Nesse contexto é que se lança o instituto da dedução como mecanismo ideal, pressupondo-se a vigente estrutura do IRPF, para a exclusão da incidência do imposto de renda e proventos de qualquer natureza sobre parcelas que não representam acréscimo patrimonial (renda). Supressão cuja implicação é a maciça ampliação do rol de despesas dispostas legal e expressamente como dedutíveis. E, assim como empreendido diante da Carta Maior, também para tratar as regras legais atinentes às deduções faz-se uso de meios interpretativos. Técnicas doutrinariamente elaboradas que permitem, com segurança, conduzir palavras em direção à “vontade” constitucional.

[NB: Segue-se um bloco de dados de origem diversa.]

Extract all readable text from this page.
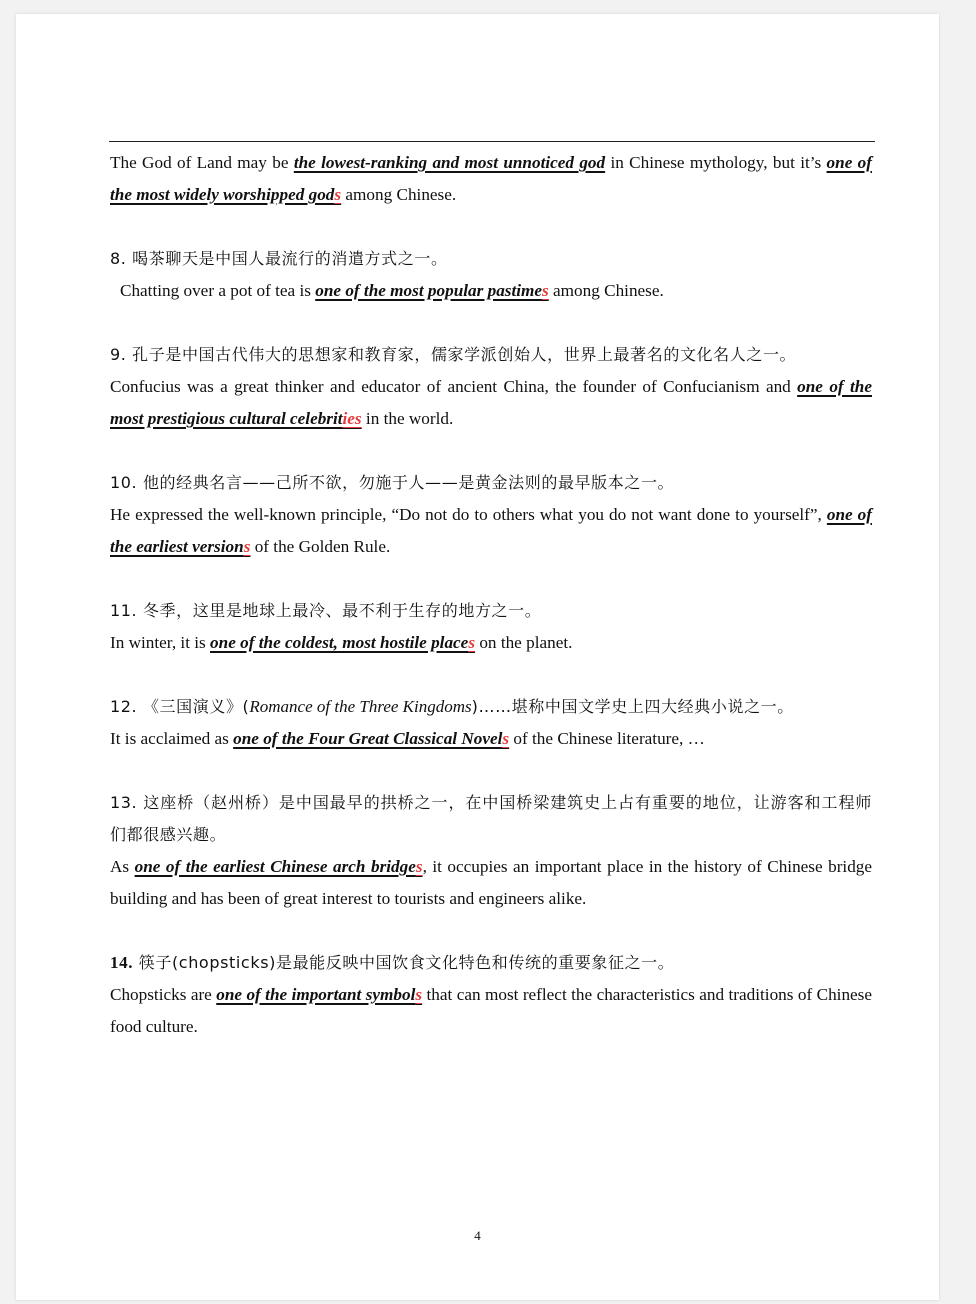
The God of Land may be the lowest-ranking and most unnoticed god in Chinese mythology, but it’s one of the most widely worshipped gods among Chinese.

8. 喝茶聊天是中国人最流行的消遣方式之一。

Chatting over a pot of tea is one of the most popular pastimes among Chinese.

9. 孔子是中国古代伟大的思想家和教育家，儒家学派创始人，世界上最著名的文化名人之一。

Confucius was a great thinker and educator of ancient China, the founder of Confucianism and one of the most prestigious cultural celebrities in the world.

10. 他的经典名言——己所不欲，勿施于人——是黄金法则的最早版本之一。

He expressed the well-known principle, “Do not do to others what you do not want done to yourself”, one of the earliest versions of the Golden Rule.

11. 冬季，这里是地球上最冷、最不利于生存的地方之一。

In winter, it is one of the coldest, most hostile places on the planet.

12. 《三国演义》(Romance of the Three Kingdoms)……堪称中国文学史上四大经典小说之一。

It is acclaimed as one of the Four Great Classical Novels of the Chinese literature, …

13. 这座桥（赵州桥）是中国最早的拱桥之一，在中国桥梁建筑史上占有重要的地位，让游客和工程师们都很感兴趣。

As one of the earliest Chinese arch bridges, it occupies an important place in the history of Chinese bridge building and has been of great interest to tourists and engineers alike.

14. 筷子(chopsticks)是最能反映中国饮食文化特色和传统的重要象征之一。

Chopsticks are one of the important symbols that can most reflect the characteristics and traditions of Chinese food culture.

4
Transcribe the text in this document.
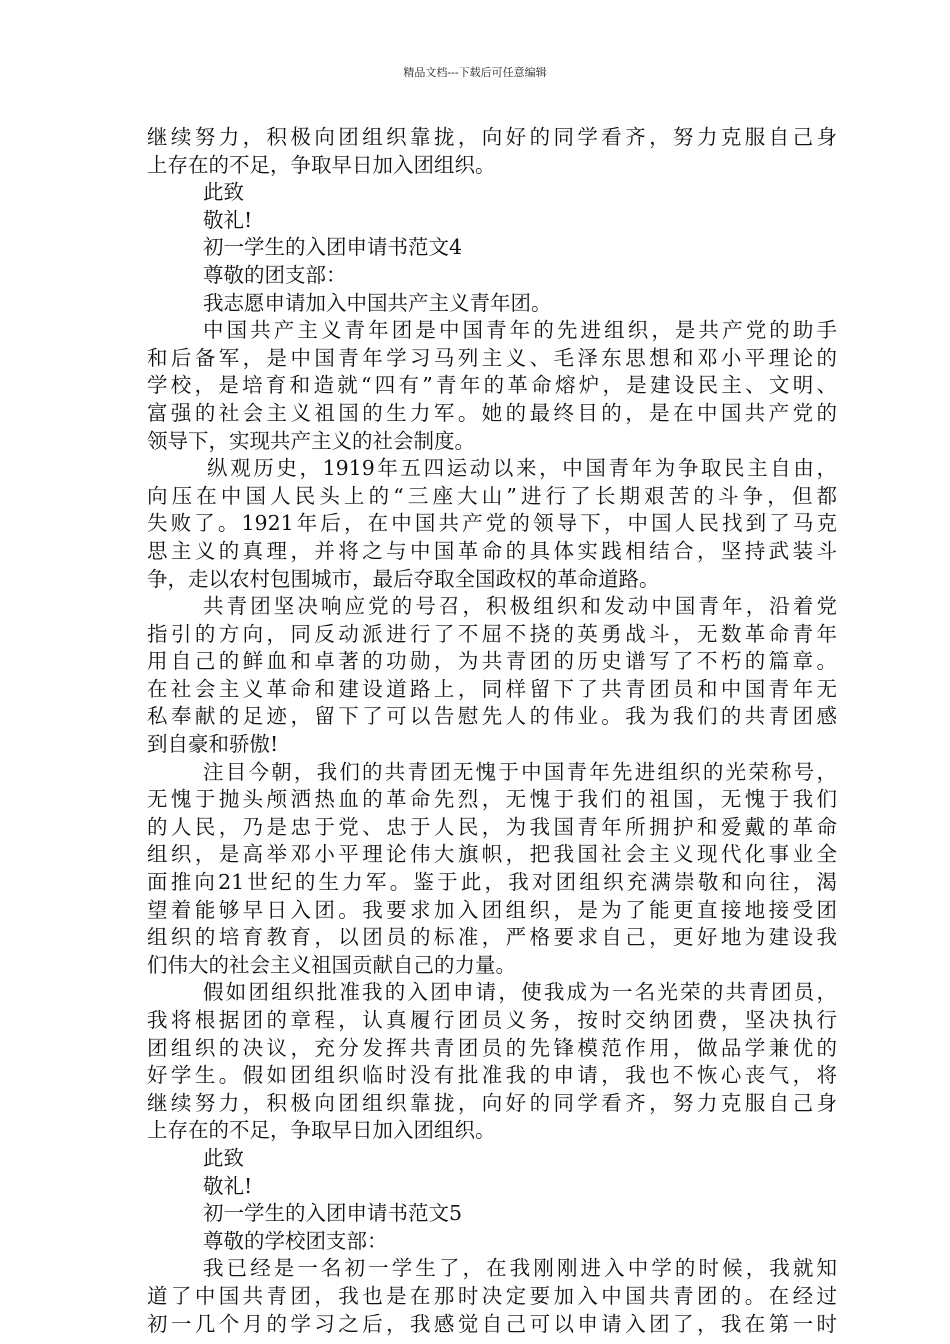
精品文档---下载后可任意编辑
继续努力，积极向团组织靠拢，向好的同学看齐，努力克服自己身
上存在的不足，争取早日加入团组织。
此致
敬礼!
初一学生的入团申请书范文4
尊敬的团支部：
我志愿申请加入中国共产主义青年团。
中国共产主义青年团是中国青年的先进组织，是共产党的助手
和后备军，是中国青年学习马列主义、毛泽东思想和邓小平理论的
学校，是培育和造就“四有”青年的革命熔炉，是建设民主、文明、
富强的社会主义祖国的生力军。她的最终目的，是在中国共产党的
领导下，实现共产主义的社会制度。
纵观历史，1919年五四运动以来，中国青年为争取民主自由，
向压在中国人民头上的“三座大山”进行了长期艰苦的斗争，但都
失败了。1921年后，在中国共产党的领导下，中国人民找到了马克
思主义的真理，并将之与中国革命的具体实践相结合，坚持武装斗
争，走以农村包围城市，最后夺取全国政权的革命道路。
共青团坚决响应党的号召，积极组织和发动中国青年，沿着党
指引的方向，同反动派进行了不屈不挠的英勇战斗，无数革命青年
用自己的鲜血和卓著的功勋，为共青团的历史谱写了不朽的篇章。
在社会主义革命和建设道路上，同样留下了共青团员和中国青年无
私奉献的足迹，留下了可以告慰先人的伟业。我为我们的共青团感
到自豪和骄傲!
注目今朝，我们的共青团无愧于中国青年先进组织的光荣称号，
无愧于抛头颅洒热血的革命先烈，无愧于我们的祖国，无愧于我们
的人民，乃是忠于党、忠于人民，为我国青年所拥护和爱戴的革命
组织，是高举邓小平理论伟大旗帜，把我国社会主义现代化事业全
面推向21世纪的生力军。鉴于此，我对团组织充满崇敬和向往，渴
望着能够早日入团。我要求加入团组织，是为了能更直接地接受团
组织的培育教育，以团员的标准，严格要求自己，更好地为建设我
们伟大的社会主义祖国贡献自己的力量。
假如团组织批准我的入团申请，使我成为一名光荣的共青团员，
我将根据团的章程，认真履行团员义务，按时交纳团费，坚决执行
团组织的决议，充分发挥共青团员的先锋模范作用，做品学兼优的
好学生。假如团组织临时没有批准我的申请，我也不恢心丧气，将
继续努力，积极向团组织靠拢，向好的同学看齐，努力克服自己身
上存在的不足，争取早日加入团组织。
此致
敬礼!
初一学生的入团申请书范文5
尊敬的学校团支部：
我已经是一名初一学生了，在我刚刚进入中学的时候，我就知
道了中国共青团，我也是在那时决定要加入中国共青团的。在经过
初一几个月的学习之后，我感觉自己可以申请入团了，我在第一时
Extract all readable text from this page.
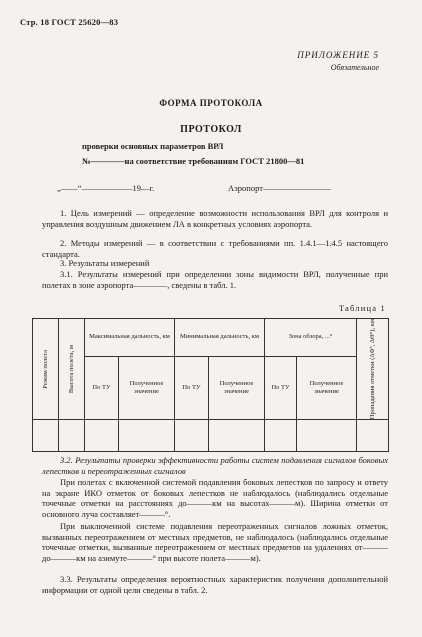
Стр. 18 ГОСТ 25620—83
ПРИЛОЖЕНИЕ 5
Обязательное
ФОРМА ПРОТОКОЛА
ПРОТОКОЛ
проверки основных параметров ВРЛ
№————на соответствие требованиям ГОСТ 21800—81
„——“——————19—г.	Аэропорт————————
1. Цель измерений — определение возможности использования ВРЛ для контроля и управления воздушным движением ЛА в конкретных условиях аэропорта.
2. Методы измерений — в соответствии с требованиями пп. 1.4.1—1.4.5 настоящего стандарта.
3. Результаты измерений
3.1. Результаты измерений при определении зоны видимости ВРЛ, полученные при полетах в зоне аэропорта————, сведены в табл. 1.
Таблица 1
Режим полета	Высота полета, м	Максимальная дальность, км		Минимальная дальность, км		Зона обзора, ...°		Пропадания отметки (ΔΦ°, ΔΘ°), км

		По ТУ	Полученное значение	По ТУ	Полученное значение	По ТУ	Полученное значение	

3.2. Результаты проверки эффективности работы систем подавления сигналов боковых лепестков и переотраженных сигналов
При полетах с включенной системой подавления боковых лепестков по запросу и ответу на экране ИКО отметок от боковых лепестков не наблюдалось (наблюдались отдельные точечные отметки на расстояниях до———км на высотах———м). Ширина отметки от основного луча составляет———°.
При выключенной системе подавления переотраженных сигналов ложных отметок, вызванных переотражением от местных предметов, не наблюдалось (наблюдались отдельные точечные отметки, вызванные переотражением от местных предметов на удалениях от———до———км на азимуте———° при высоте полета———м).
3.3. Результаты определения вероятностных характеристик получения дополнительной информации от одной цели сведены в табл. 2.
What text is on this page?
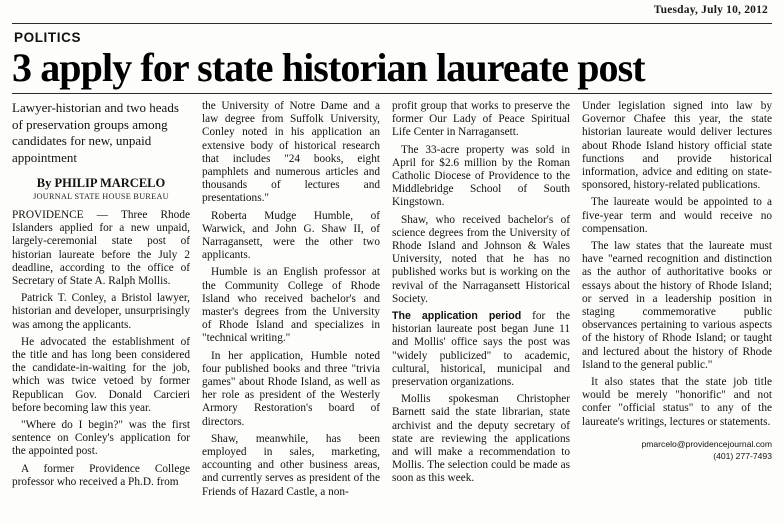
Tuesday, July 10, 2012
POLITICS
3 apply for state historian laureate post
Lawyer-historian and two heads of preservation groups among candidates for new, unpaid appointment
By PHILIP MARCELO
JOURNAL STATE HOUSE BUREAU

PROVIDENCE — Three Rhode Islanders applied for a new unpaid, largely-ceremonial state post of historian laureate before the July 2 deadline, according to the office of Secretary of State A. Ralph Mollis.

Patrick T. Conley, a Bristol lawyer, historian and developer, unsurprisingly was among the applicants.

He advocated the establishment of the title and has long been considered the candidate-in-waiting for the job, which was twice vetoed by former Republican Gov. Donald Carcieri before becoming law this year.

"Where do I begin?" was the first sentence on Conley's application for the appointed post.

A former Providence College professor who received a Ph.D. from

the University of Notre Dame and a law degree from Suffolk University, Conley noted in his application an extensive body of historical research that includes "24 books, eight pamphlets and numerous articles and thousands of lectures and presentations."

Roberta Mudge Humble, of Warwick, and John G. Shaw II, of Narragansett, were the other two applicants.

Humble is an English professor at the Community College of Rhode Island who received bachelor's and master's degrees from the University of Rhode Island and specializes in "technical writing."

In her application, Humble noted four published books and three "trivia games" about Rhode Island, as well as her role as president of the Westerly Armory Restoration's board of directors.

Shaw, meanwhile, has been employed in sales, marketing, accounting and other business areas, and currently serves as president of the Friends of Hazard Castle, a non-

profit group that works to preserve the former Our Lady of Peace Spiritual Life Center in Narragansett.

The 33-acre property was sold in April for $2.6 million by the Roman Catholic Diocese of Providence to the Middlebridge School of South Kingstown.

Shaw, who received bachelor's of science degrees from the University of Rhode Island and Johnson & Wales University, noted that he has no published works but is working on the revival of the Narragansett Historical Society.

The application period for the historian laureate post began June 11 and Mollis' office says the post was "widely publicized" to academic, cultural, historical, municipal and preservation organizations.

Mollis spokesman Christopher Barnett said the state librarian, state archivist and the deputy secretary of state are reviewing the applications and will make a recommendation to Mollis. The selection could be made as soon as this week.

Under legislation signed into law by Governor Chafee this year, the state historian laureate would deliver lectures about Rhode Island history official state functions and provide historical information, advice and editing on state-sponsored, history-related publications.

The laureate would be appointed to a five-year term and would receive no compensation.

The law states that the laureate must have "earned recognition and distinction as the author of authoritative books or essays about the history of Rhode Island; or served in a leadership position in staging commemorative public observances pertaining to various aspects of the history of Rhode Island; or taught and lectured about the history of Rhode Island to the general public."

It also states that the state job title would be merely "honorific" and not confer "official status" to any of the laureate's writings, lectures or statements.

pmarcelo@providencejournal.com
(401) 277-7493
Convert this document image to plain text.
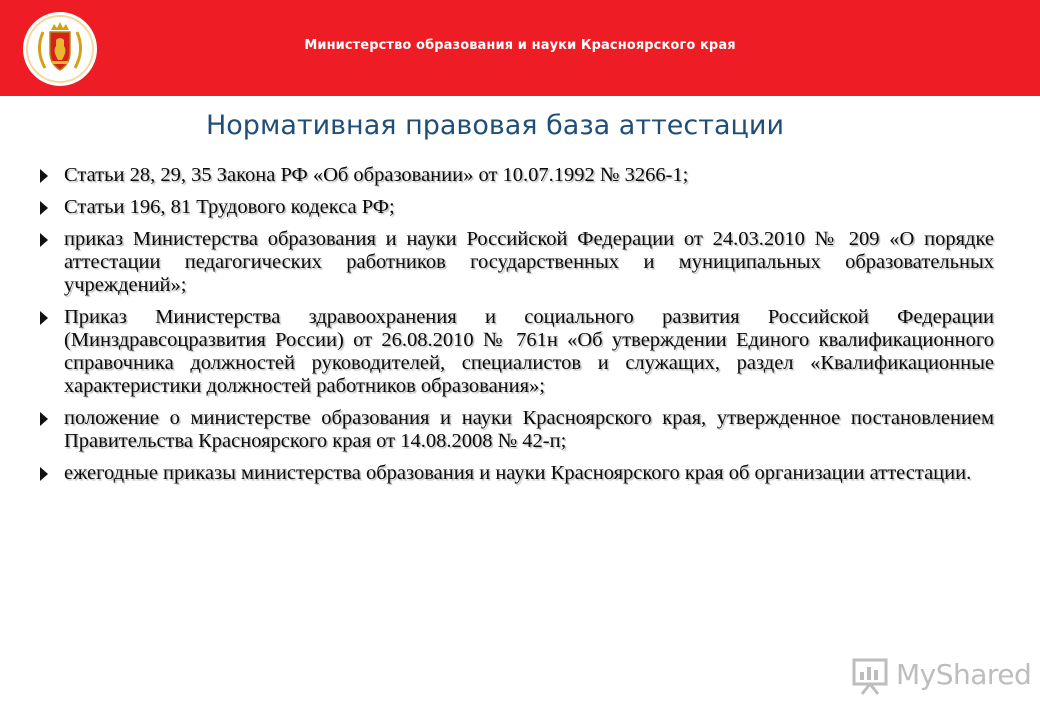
Министерство образования и науки Красноярского края
Нормативная правовая база аттестации
Статьи 28, 29, 35 Закона РФ «Об образовании» от 10.07.1992 № 3266-1;
Статьи 196, 81 Трудового кодекса РФ;
приказ Министерства образования и науки Российской Федерации от 24.03.2010 № 209 «О порядке аттестации педагогических работников государственных и муниципальных образовательных учреждений»;
Приказ Министерства здравоохранения и социального развития Российской Федерации (Минздравсоцразвития России) от 26.08.2010 № 761н «Об утверждении Единого квалификационного справочника должностей руководителей, специалистов и служащих, раздел «Квалификационные характеристики должностей работников образования»;
положение о министерстве образования и науки Красноярского края, утвержденное постановлением Правительства Красноярского края от 14.08.2008 № 42-п;
ежегодные приказы министерства образования и науки Красноярского края об организации аттестации.
MyShared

Em síntese, diante da problemática apresentada, propõe-se constitucionalizar a base de cálculo da contribuição através de uma leitura mais completa e sistemática das normas infraconstitucionais, com auxílio de técnicas de interpretação e orientação para a aplicação dos princípios constitucionais tributários e para a efetivação da delimitação constitucional das competências tributárias (pressupondo-se um conceito constitucional de renda). Assim o fazendo, estabelece-se um passo em direção à efetiva constitucionalização, porque não dizer racionalização, de todo o sistema tributário brasileiro. Um bom passo.